Die Redaktion hat in der vorletzten Ausgabe bloß eine Pressemitteilung des Herstellers veröffentlicht. Leider war ihr noch nicht bekannt, dass ein frankfurt aktuell-Leser aus erster Hand berichten kann.

Ich bin seit gut drei Jahren an der Entwicklung der Schaltung beteiligt, in Sachen Konstruktionsberatung und als Testfahrer. Dafür bin ich besonders geeignet, weil unter meinem ultraharten An- und Dauerwiegetritt (den Sattel montiere ich nur, damit es nicht in den Rahmen regnet) bisher jede Schaltung schnell kaputtging – außer dem letzten Prototypen der NuTec 16, der nun schon 17.000 km hält. Damit ist der Nachweis erbracht, dass sie praktisch unkaputtbar ist.

Es war übrigens nicht einfach, zwecks Vermeidung von Industriespionage die Testnabe so zu kaschieren, dass sie wie eine normale Shimano-Kettenschaltung aussah. Die war auch angebaut, unter Beobachtung (ADFC-Touren) musste ich halt bergauf und -ab bisweilen so tun, als würde ich damit schalten. Es scheint keiner was gemerkt zu haben.

Deshalb geizte auch die Pressemitteilung in der vorletzten Ausgabe noch mit Infos und glänzte dafür mit Desinformation. Z. B. dürfte einigen Lesern nicht gegangen sein, dass die mitgelieferte Schnittzeichnung eine ordinäre Dreigangnabe zeigte - eine Vorsichtsmaßnahme, die Chinesen sind überall, fotografieren und lesen alles (auch FRANFURT aktuell), um es baldigst nachzubauen.

Das ist nun vorbei: Sämtliche Patente sind unter Dach und Fach, und Herr Plausbilitzki, Geschäftsführer von NuTec in Sindelfingen, hat den Abdruck der folgenden Infos genehmigt.

Der Nabenkörper und die Achse sind aus einem neuen High-Tech-Werkstoff namens Oximoran® von DuPont, der bisher nur für geheime Rüstungsprojekte verwendet wurde. Ein CNC-vakuumgehärteter Sinterfaserverbundverstoff, der u.a. Hanf, Titan und Lupinium enthält. Die Oberfläche ist glatter als Teflon oder gewachstes Glas: Die Nabe muss nicht geputzt werden, es bleibt schlicht kein Dreck dran hängen. Das Material ist so schwer wie ordinäre Carbonwerkstoffe, dafür deutlich fester. Der Nabenkörper lässt sich nicht mal mit der Flex aufschneiden.

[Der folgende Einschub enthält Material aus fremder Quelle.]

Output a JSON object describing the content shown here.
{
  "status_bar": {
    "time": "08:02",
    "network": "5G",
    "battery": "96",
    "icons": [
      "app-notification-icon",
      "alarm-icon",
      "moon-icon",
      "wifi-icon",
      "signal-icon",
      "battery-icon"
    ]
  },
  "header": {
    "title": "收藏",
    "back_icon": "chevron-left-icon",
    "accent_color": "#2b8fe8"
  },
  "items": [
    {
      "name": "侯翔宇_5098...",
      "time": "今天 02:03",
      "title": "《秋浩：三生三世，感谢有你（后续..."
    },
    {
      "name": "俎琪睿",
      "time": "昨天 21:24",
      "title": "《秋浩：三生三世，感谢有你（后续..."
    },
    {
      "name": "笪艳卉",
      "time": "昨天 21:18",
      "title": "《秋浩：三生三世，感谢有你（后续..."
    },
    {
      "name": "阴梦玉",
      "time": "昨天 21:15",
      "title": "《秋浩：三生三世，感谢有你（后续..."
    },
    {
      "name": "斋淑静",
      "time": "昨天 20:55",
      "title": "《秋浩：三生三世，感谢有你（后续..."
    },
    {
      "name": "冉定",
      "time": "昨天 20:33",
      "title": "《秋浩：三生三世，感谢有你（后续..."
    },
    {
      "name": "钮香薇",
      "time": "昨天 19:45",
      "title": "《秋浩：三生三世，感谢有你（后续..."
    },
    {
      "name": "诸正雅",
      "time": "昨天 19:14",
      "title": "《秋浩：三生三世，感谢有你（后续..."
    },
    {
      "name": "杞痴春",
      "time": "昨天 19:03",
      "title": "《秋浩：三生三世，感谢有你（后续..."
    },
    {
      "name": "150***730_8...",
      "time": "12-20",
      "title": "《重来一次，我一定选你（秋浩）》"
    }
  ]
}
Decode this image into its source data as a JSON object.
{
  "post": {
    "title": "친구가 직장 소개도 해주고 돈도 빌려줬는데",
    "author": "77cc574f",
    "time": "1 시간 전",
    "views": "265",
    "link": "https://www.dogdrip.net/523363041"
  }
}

Wie man die Nabe öffnet, weiß nur der Hersteller (und ich natürlich). Das ist aber auch nicht nötig, weil sie wartungsfrei und hochbelastbar ist (z.B. Tragkraft der Achse: 6,5 to.). Zum Austausch der Verschleißteile muss die Nabe eingeschickt werden. Der Wartungsdienst ist gratis, NuTec trägt auch die Material- und Portokosten. Bei den riesigen Wartungsintervallen (Normalbetrieb alle 200.000 km bzw. 25 Jahre; bei Renneinsatz, Tandems und Lastenrädern alle 100.000 km / 15 Jahre) kein Kostenproblem für die Firma. Die geht davon aus, dass auch Vielfahrer diese Laufleistungen selten erreichen, weil sie spätestens nach ein paar Jahren auf die dann aktuellen NuTec-Schaltungen umsteigen, die viel mehr können werden.

Die Schaltung bietet 16 gleichmäßig gestufte Gänge. Im Unterschied zur schnöden hessischen Konkurrenz werden drei Versionen geboten, mit Schaltspannen von 300, 500 und 800 Prozent. Die NuTec 16/300, mit 7,6%-Gangstufen und einem Systemgewicht von 870 Gramm, ist die erste rennradtaugliche Schaltnabe. Sie ist bei der diesjährigen Tour de France an den Rädern von mindestens zwei Teams zu sehen. Die 16/500 ist für den Normalbetrieb optimiert, die /800 für Liegeradler und andere, die trotz guter Kriechgänge bergab richtig schnell werden wollen.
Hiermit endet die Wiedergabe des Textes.